The clerical staff at ETS were convinced that people filling out the forms were inept, but Nickols saw that the problem was the system itself. Half of the rejects had an invalid or missing institutional code, a number that identified where the registrant was trained or would be employed, he says. The other half were rejected because of sloppiness, such as leaving fields blank that needed to be filled in.

To fix the problem, Nickols told the clerical staff to ensure registrants were instructed that ETS wanted a “clean and complete” registration form with all fields filled in. He also realized that registrants were given a numerically ordered institutional code list that they’d have to scan for their institution. To fix this issue, Nickols told staff to give registrants an alphabetically ordered list of institutions. After ETS made the changes, the rejection rate plummeted from 70% to 9%, Nickols says.

Although this problem seemed easy to solve, Nickols documented everything, just as he would when mapping any other problem. He did this in part to be accountable and responsible, but also because he got the same question from other executives after each problem: “How the hell did you do that?”

“It’s partly a matter of being accountable,” he says. “It’s partly a matter of sharing what was learned with others. It’s partly a matter of having a record that’s more than just a history. Think of it as a problem-solving memory.”

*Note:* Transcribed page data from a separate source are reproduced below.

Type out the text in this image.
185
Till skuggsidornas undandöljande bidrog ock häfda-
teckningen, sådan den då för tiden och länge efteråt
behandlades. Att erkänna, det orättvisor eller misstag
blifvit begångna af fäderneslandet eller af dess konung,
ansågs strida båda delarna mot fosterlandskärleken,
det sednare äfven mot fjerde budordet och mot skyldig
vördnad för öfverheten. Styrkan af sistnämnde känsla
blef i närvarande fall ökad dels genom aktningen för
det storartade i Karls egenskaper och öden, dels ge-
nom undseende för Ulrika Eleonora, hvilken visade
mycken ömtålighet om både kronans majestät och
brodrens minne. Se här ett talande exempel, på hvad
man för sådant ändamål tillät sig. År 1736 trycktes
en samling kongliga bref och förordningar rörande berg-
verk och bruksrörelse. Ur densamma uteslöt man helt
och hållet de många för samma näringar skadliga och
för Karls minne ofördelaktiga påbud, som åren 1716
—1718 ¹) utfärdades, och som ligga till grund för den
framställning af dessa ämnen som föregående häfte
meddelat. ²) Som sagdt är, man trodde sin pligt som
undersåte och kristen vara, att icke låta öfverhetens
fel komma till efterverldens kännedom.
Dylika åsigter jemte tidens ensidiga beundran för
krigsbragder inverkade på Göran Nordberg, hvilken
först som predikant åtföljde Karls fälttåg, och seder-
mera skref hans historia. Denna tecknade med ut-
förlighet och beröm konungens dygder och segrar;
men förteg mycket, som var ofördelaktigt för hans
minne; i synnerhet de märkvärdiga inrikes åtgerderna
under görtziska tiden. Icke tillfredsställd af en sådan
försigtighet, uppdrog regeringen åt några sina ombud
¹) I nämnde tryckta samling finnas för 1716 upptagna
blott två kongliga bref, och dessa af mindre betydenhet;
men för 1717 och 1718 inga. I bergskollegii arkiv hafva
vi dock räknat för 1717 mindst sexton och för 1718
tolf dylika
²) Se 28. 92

This problem-solving memory will help companies stay vigilant for side effects of the solution with an organization-wide view, Nickols says.

In Smart Questions: Learn to Ask the Right Questions for Powerful Results, authors Gerald Nadler and William J. Chandon suggest that businesses should create a “living solution” to problems. The living solution is similar to the solution companies plan for, but the living solution takes into account a changing environment.

Nadler and Chandon suggest three steps toward a living solution: First, create a detailed description of recommended changes, coming as close as possible to the solution the company had been planning for, which they call the future solution. Then, plan for successive stages of change and improvement that move toward the future solution. Finally, have an installation plan to begin working on the stages of change. Nadler and Chandon write that there are challenges to having a living solution, including lack of resources, unavailable technology, changes in attitude or skepticism from key decision makers. To anticipate these challenges, the authors suggest that problem-solvers ask questions and think holistically about the living solution.

Ask information questions like: What specific information needs to be collected to stay as close as possible to the future solution?

Ask questions of uniqueness like: How can we develop a living solution and an implementation plan that work within our environment and stay close to our future solution?

Ask systematic questions like: What are potential input ideas for overcoming a challenge that prevents us from adopting the future solution now?

Browne says that businesses should implement solutions as quickly as they decide on them. Although they will occasionally make mistakes, they will also become agile when dealing with problems. Businesses don’t often have four or five months to decide on a solution — by the end, they may have already lost millions of dollars — so quick decisions are imperative.

“That’s where the role of leadership experience and knowing who, from the past track record, you can depend on,” Browne says. Though a good record doesn’t guarantee future success, he says looking for high-probability events is the best option.

InnoCentive’s Fredrickson uses a fishing analogy to show why companies must decide quickly on solutions. You can know all the best spots in the lake and catch the fish, but do you know what you’re going to do once you catch it? Will you eat it, take a picture and throw it back or simply let the fish rot in the boat, just as an unused idea lies dormant in a company?

“Unless you are intentional and continue to experiment, you’ve just gone fishing — you caught some fish, but you really didn’t do anything with it, and it rots,” Fredrickson says. “At that point, it’s not innovation because you never really acted on what you found.”

Once the solution is in place, companies must continue to test their theories, always willing to accept that they may have been wrong.